Miami-Dade GOP candidates told to avoid using ballot brokers
The head of the Republican Party of Miami Dade County said on Monday that all local candidates under his wing will be given strict guidelines to avoid using ballot brokers in their campaigns.
“The party will not employ people to collect absentee ballots,” said chairman Nelson Díaz. “We can’t allow people to take advantage of voters and fill out their absentee ballots.”
Diaz’s announcement came as a response to stories published by El Nuevo Herald over the weekend about the contents of three notebooks that were apparently kept by Deisy Pentón de Cabrera, who was charged last summer with ballot fraud in Hialeah.
According to her own notes, Cabrera maintained updated, handwritten lists of more than 550 voters, mostly elderly Hispanics from Hialeah, whom she visited each election cycle. She also followed directives written by others to visit particular groups of absentee voters.
Cabrera appeared to work only on campaigns for Republican candidates, as well as judicial candidates, who run on a non-partisan basis and are prohibited from taking stands on issues.
Political analyst and campaign consultant Dario Moreno said he was happy to hear Diaz’s announcement. For years, Moreno said, too many local Republican campaigns have depended on a cottage industry of ballot brokers, known as boleteros in Spanish. These brokers, who operate in communities including Hialeah, Little Havana and Miami Beach, go after absentee voters who tend to be elderly, Hispanic and conservative.
“Nelson Diaz’s decision shows a great political maturity,” Moreno says. “I think that Republicans have learned that there are other ways to win elections without abusing the absentee ballot system.”
Annette Taddeo-Goldstein, who chairs the Miami-Dade Democratic Party, said she was pleased to hear of the Republican Party’s initiative. “It’ll be great for them to seek out the vote in legitimate ways,” she said.
Ballots brokers aren’t strictly Republican.

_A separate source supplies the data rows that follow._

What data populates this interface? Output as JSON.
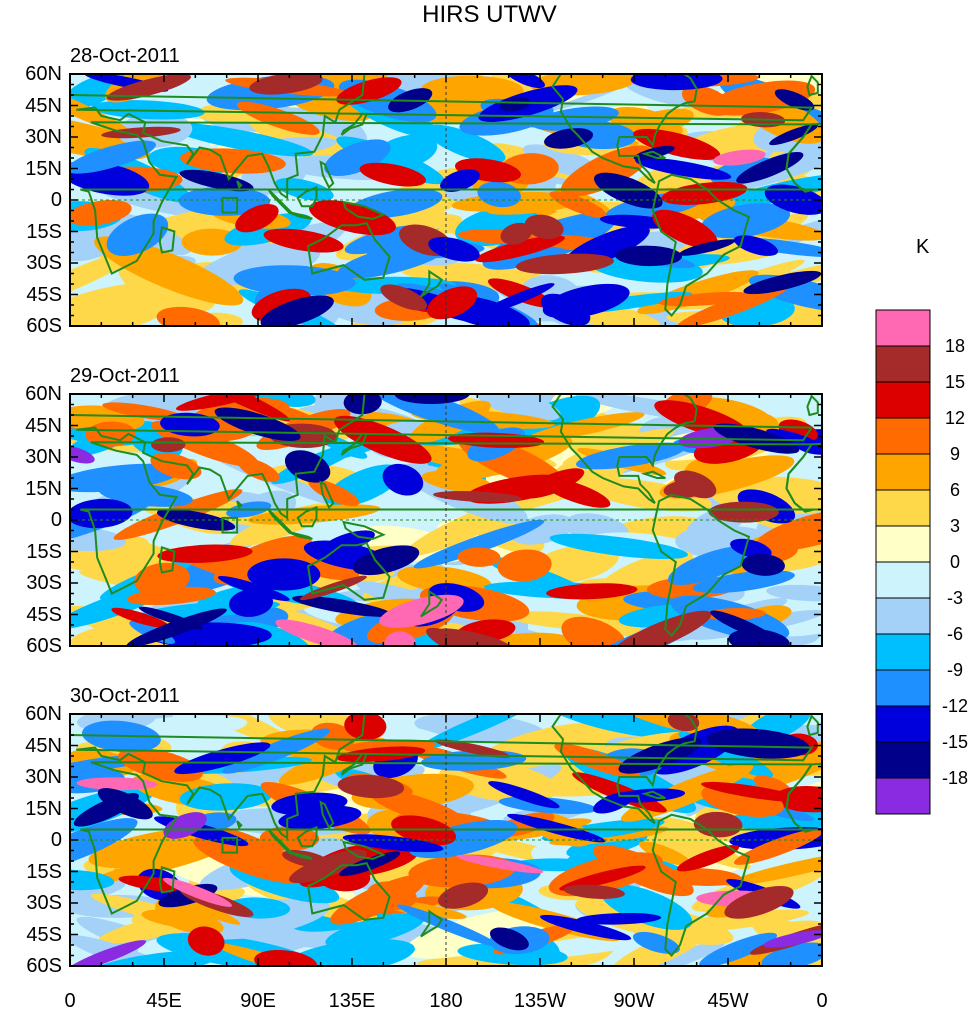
{
  "title": "HIRS UTWV",
  "chart_data": {
    "type": "heatmap",
    "title": "HIRS UTWV",
    "projection": "cylindrical equidistant",
    "panels": [
      {
        "date": "28-Oct-2011"
      },
      {
        "date": "29-Oct-2011"
      },
      {
        "date": "30-Oct-2011"
      }
    ],
    "lat_ticks": [
      "60N",
      "45N",
      "30N",
      "15N",
      "0",
      "15S",
      "30S",
      "45S",
      "60S"
    ],
    "lon_ticks": [
      "0",
      "45E",
      "90E",
      "135E",
      "180",
      "135W",
      "90W",
      "45W",
      "0"
    ],
    "lat_range": [
      -60,
      60
    ],
    "lon_range": [
      0,
      360
    ],
    "colorbar": {
      "unit": "K",
      "levels": [
        "18",
        "15",
        "12",
        "9",
        "6",
        "3",
        "0",
        "-3",
        "-6",
        "-9",
        "-12",
        "-15",
        "-18"
      ],
      "colors": [
        "#ff69b4",
        "#a52a2a",
        "#dd0000",
        "#ff6b00",
        "#ffa500",
        "#ffd84a",
        "#ffffc8",
        "#cdf3fd",
        "#a3d1f7",
        "#00bfff",
        "#1e90ff",
        "#0000dd",
        "#00008b",
        "#8a2be2"
      ]
    }
  }
}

Sergio “el Tío” Robaina, who was also arrested on ballot fraud charges last summer, is a proud Democrat.
He has told El Nuevo Herald that while he’s collected ballots from his friends and neighbors in the past, he’s never done it for money.
Both Robaina and Cabrera have pleaded not guilty. Miami-Dade police were able to investigate their activities in part because of a county ordinance that went into effect last summer that penalizes the collection of absentee ballots.
Private detective Joe Carrillo, who first tipped off Miami-Dade police to Cabrera’s activities, worried that authorities haven’t worked hard enough to determine who paid Cabrera to pick up the ballots.
“It’s obvious that when you have judges, the state attorney and the mayor benefiting from this, that nothing is going to be done to put an end to the fraud,” he said.
Cabrera’s arrest tainted the reelection campaigns of county Mayor Carlos Gimenez and State Attorney Katherine Fernández Rundle. Cabrera was a regular visitor to Gimenez’s Hialeah campaign office. Fernández Rundle wound up recusing herself from the case after learning that someone who worked for her own campaign had been seen with Cabrera.